Undergraduate and Graduate Nursing Student Perceptions of the Acute Care Clinical Learning Environment – A Comparative Cross-Sectional Study Using the CLES + T Scale


This article was originally published here

Nurse Educ Today. November 10, 2021; 108: 105211. doi: 10.1016 / j.nedt.2021.105211. Online ahead of print.

ABSTRACT

BACKGROUND: Research has shown that the clinical learning environment can both facilitate and hinder student learning. Students’ perceptions should be assessed, preferably using nationally and internationally validated instruments. In Sweden, there is a lack of research on the assessment of students in acute care facilities and from the perspective of different levels of students.

Objectives: The objective was to explore and compare the perceptions of the clinical learning environment of undergraduate and graduate nursing students in an acute care setting using the Clinical scale. Learning Environment, Supervision and Nurse Teacher (CLES + T).

DESIGN: Design involves cross-sectional data collection with comparisons between groups.

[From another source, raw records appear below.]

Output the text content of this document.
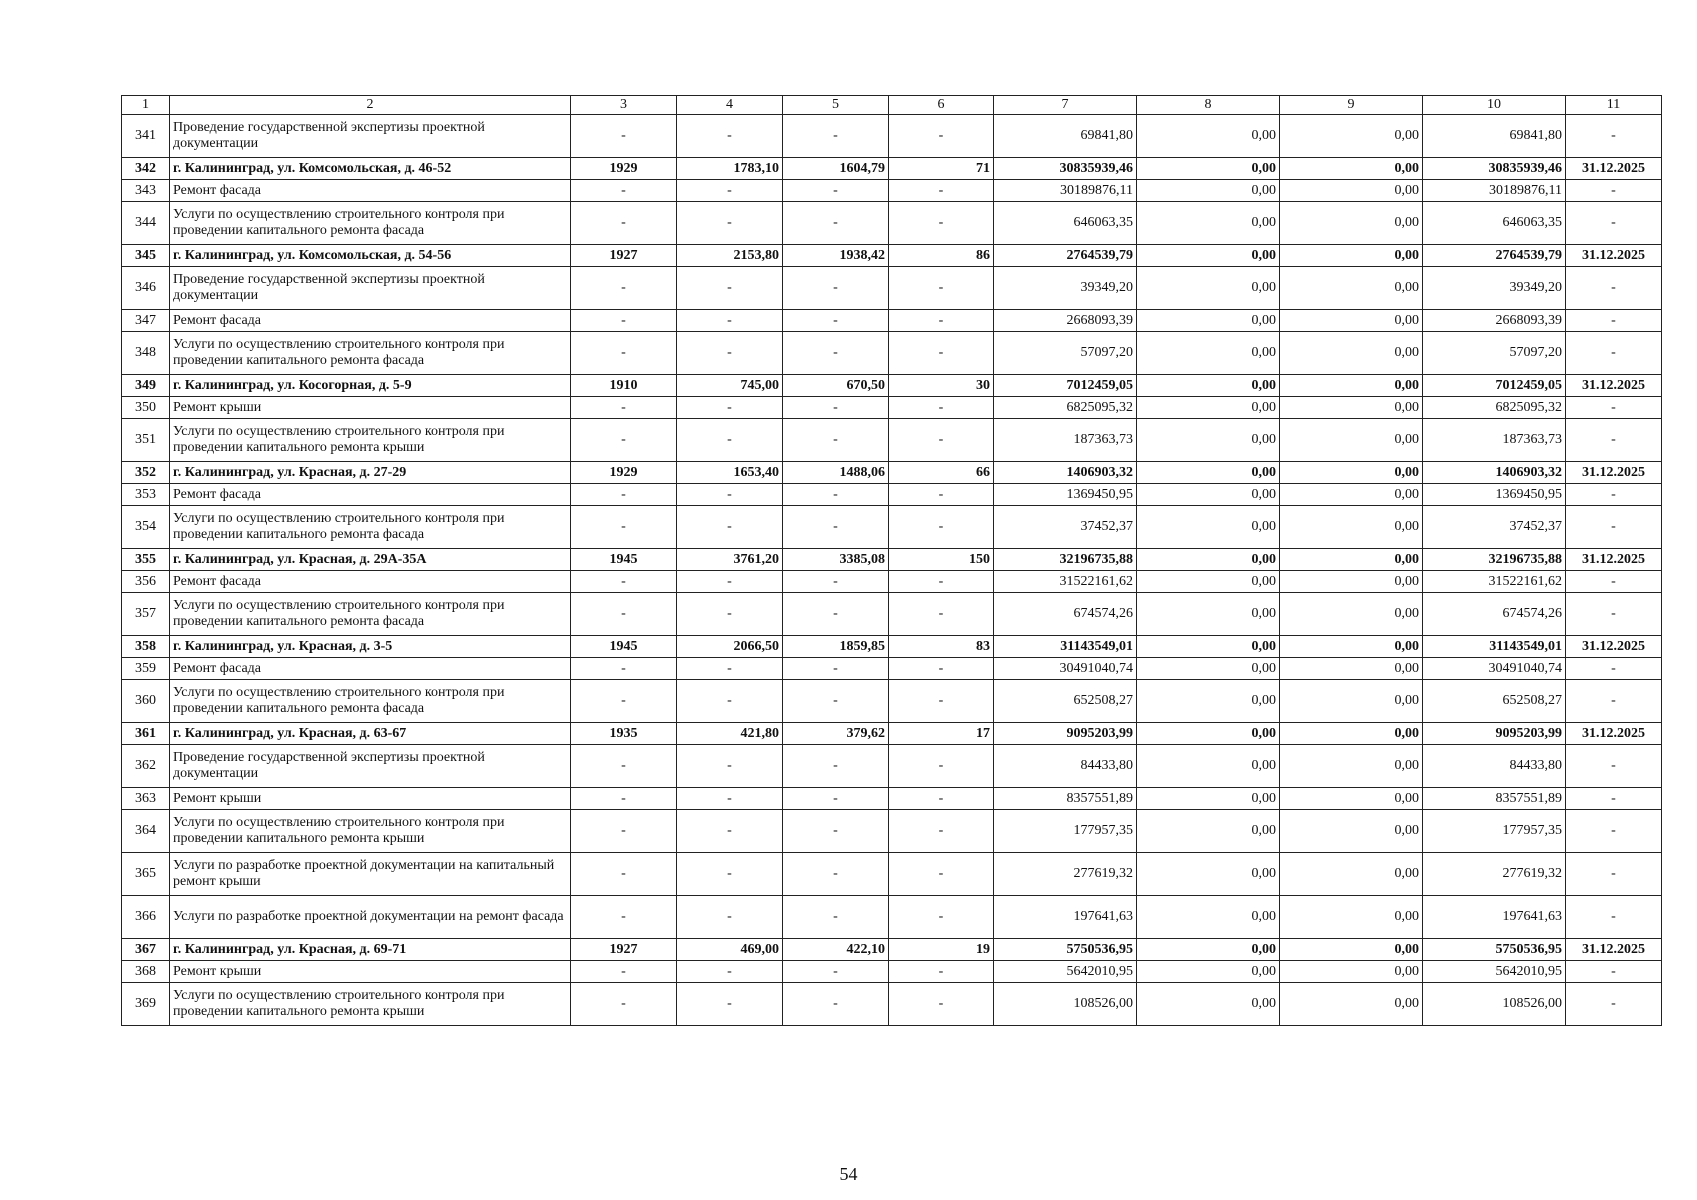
1	2	3	4	5	6	7	8	9	10	11
341	Проведение государственной экспертизы проектной документации	-	-	-	-	69841,80	0,00	0,00	69841,80	-
342	г. Калининград, ул. Комсомольская, д. 46-52	1929	1783,10	1604,79	71	30835939,46	0,00	0,00	30835939,46	31.12.2025
343	Ремонт фасада	-	-	-	-	30189876,11	0,00	0,00	30189876,11	-
344	Услуги по осуществлению строительного контроля при проведении капитального ремонта фасада	-	-	-	-	646063,35	0,00	0,00	646063,35	-
345	г. Калининград, ул. Комсомольская, д. 54-56	1927	2153,80	1938,42	86	2764539,79	0,00	0,00	2764539,79	31.12.2025
346	Проведение государственной экспертизы проектной документации	-	-	-	-	39349,20	0,00	0,00	39349,20	-
347	Ремонт фасада	-	-	-	-	2668093,39	0,00	0,00	2668093,39	-
348	Услуги по осуществлению строительного контроля при проведении капитального ремонта фасада	-	-	-	-	57097,20	0,00	0,00	57097,20	-
349	г. Калининград, ул. Косогорная, д. 5-9	1910	745,00	670,50	30	7012459,05	0,00	0,00	7012459,05	31.12.2025
350	Ремонт крыши	-	-	-	-	6825095,32	0,00	0,00	6825095,32	-
351	Услуги по осуществлению строительного контроля при проведении капитального ремонта крыши	-	-	-	-	187363,73	0,00	0,00	187363,73	-
352	г. Калининград, ул. Красная, д. 27-29	1929	1653,40	1488,06	66	1406903,32	0,00	0,00	1406903,32	31.12.2025
353	Ремонт фасада	-	-	-	-	1369450,95	0,00	0,00	1369450,95	-
354	Услуги по осуществлению строительного контроля при проведении капитального ремонта фасада	-	-	-	-	37452,37	0,00	0,00	37452,37	-
355	г. Калининград, ул. Красная, д. 29А-35А	1945	3761,20	3385,08	150	32196735,88	0,00	0,00	32196735,88	31.12.2025
356	Ремонт фасада	-	-	-	-	31522161,62	0,00	0,00	31522161,62	-
357	Услуги по осуществлению строительного контроля при проведении капитального ремонта фасада	-	-	-	-	674574,26	0,00	0,00	674574,26	-
358	г. Калининград, ул. Красная, д. 3-5	1945	2066,50	1859,85	83	31143549,01	0,00	0,00	31143549,01	31.12.2025
359	Ремонт фасада	-	-	-	-	30491040,74	0,00	0,00	30491040,74	-
360	Услуги по осуществлению строительного контроля при проведении капитального ремонта фасада	-	-	-	-	652508,27	0,00	0,00	652508,27	-
361	г. Калининград, ул. Красная, д. 63-67	1935	421,80	379,62	17	9095203,99	0,00	0,00	9095203,99	31.12.2025
362	Проведение государственной экспертизы проектной документации	-	-	-	-	84433,80	0,00	0,00	84433,80	-
363	Ремонт крыши	-	-	-	-	8357551,89	0,00	0,00	8357551,89	-
364	Услуги по осуществлению строительного контроля при проведении капитального ремонта крыши	-	-	-	-	177957,35	0,00	0,00	177957,35	-
365	Услуги по разработке проектной документации на капитальный ремонт крыши	-	-	-	-	277619,32	0,00	0,00	277619,32	-
366	Услуги по разработке проектной документации на ремонт фасада	-	-	-	-	197641,63	0,00	0,00	197641,63	-
367	г. Калининград, ул. Красная, д. 69-71	1927	469,00	422,10	19	5750536,95	0,00	0,00	5750536,95	31.12.2025
368	Ремонт крыши	-	-	-	-	5642010,95	0,00	0,00	5642010,95	-
369	Услуги по осуществлению строительного контроля при проведении капитального ремонта крыши	-	-	-	-	108526,00	0,00	0,00	108526,00	-
54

BACKGROUND AND PARTICIPANTS: Data was collected from a convenience sample of undergraduate and graduate students at the end of their clinical placement in an acute care facility at a teaching hospital.

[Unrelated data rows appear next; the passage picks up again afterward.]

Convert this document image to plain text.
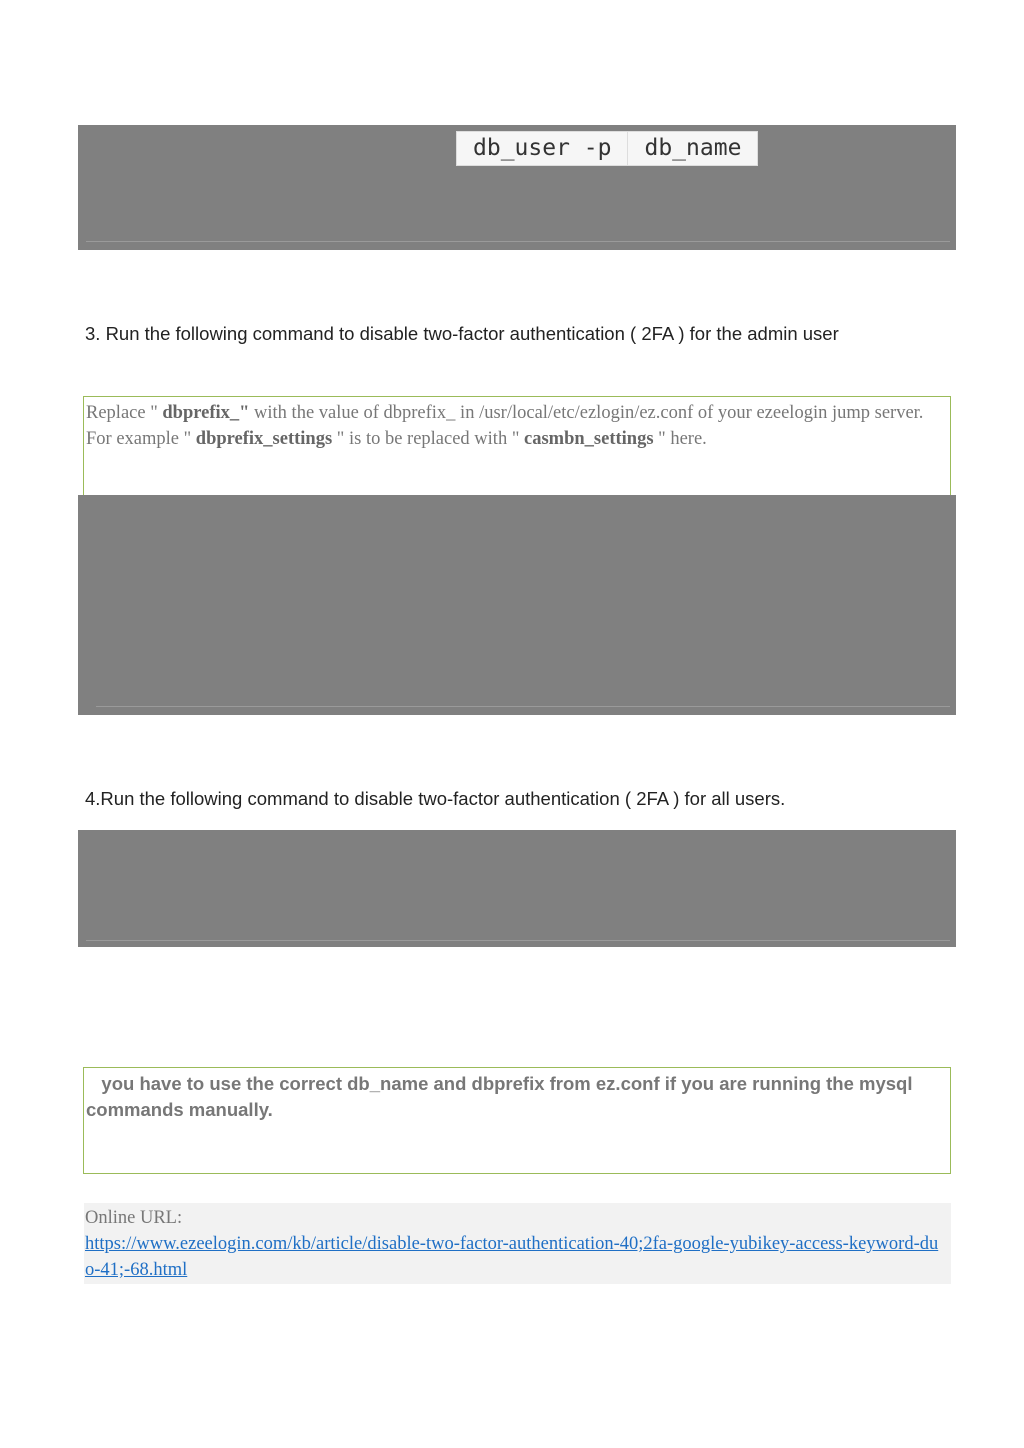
db_user -p	db_name

3. Run the following command to disable two-factor authentication ( 2FA ) for the admin user

Replace " dbprefix_" with the value of dbprefix_ in /usr/local/etc/ezlogin/ez.conf of your ezeelogin jump server. For example " dbprefix_settings " is to be replaced with " casmbn_settings " here.

4.Run the following command to disable two-factor authentication ( 2FA ) for all users.

you have to use the correct db_name and dbprefix from ez.conf if you are running the mysql commands manually.
Online URL:
https://www.ezeelogin.com/kb/article/disable-two-factor-authentication-40;2fa-google-yubikey-access-keyword-duo-41;-68.html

METHODS: A paper version and a web version of the culturally appropriate version of CLES + T were completed by the students. An independent t test was used to explore the differences between CLES + T scores and distribution methods and education level. Internal consistency was assessed using Cronbach’s alpha.

RESULTS: Overall, students (N = 179) were satisfied with the clinical learning environment. There was no significant difference in the total score (m = 4.31, SD = 0.63) between undergraduate and graduate students, with the exception of the ‘Nursing settings’ subscale. in the department ”and individual items“ The nursing philosophy of the department was clearly defined ”and“ Patients received individual nursing care ”, showing that undergraduates were more satisfied than graduate students. The scale demonstrated high internal consistency (α = 0.97 vs. 0.96) for the paper survey and the online survey, respectively.

CONCLUSIONS: Our results provide initial support for the CLES + T as a useful instrument to assess the clinical learning environment at different educational levels and in different settings, regardless of the delivery method.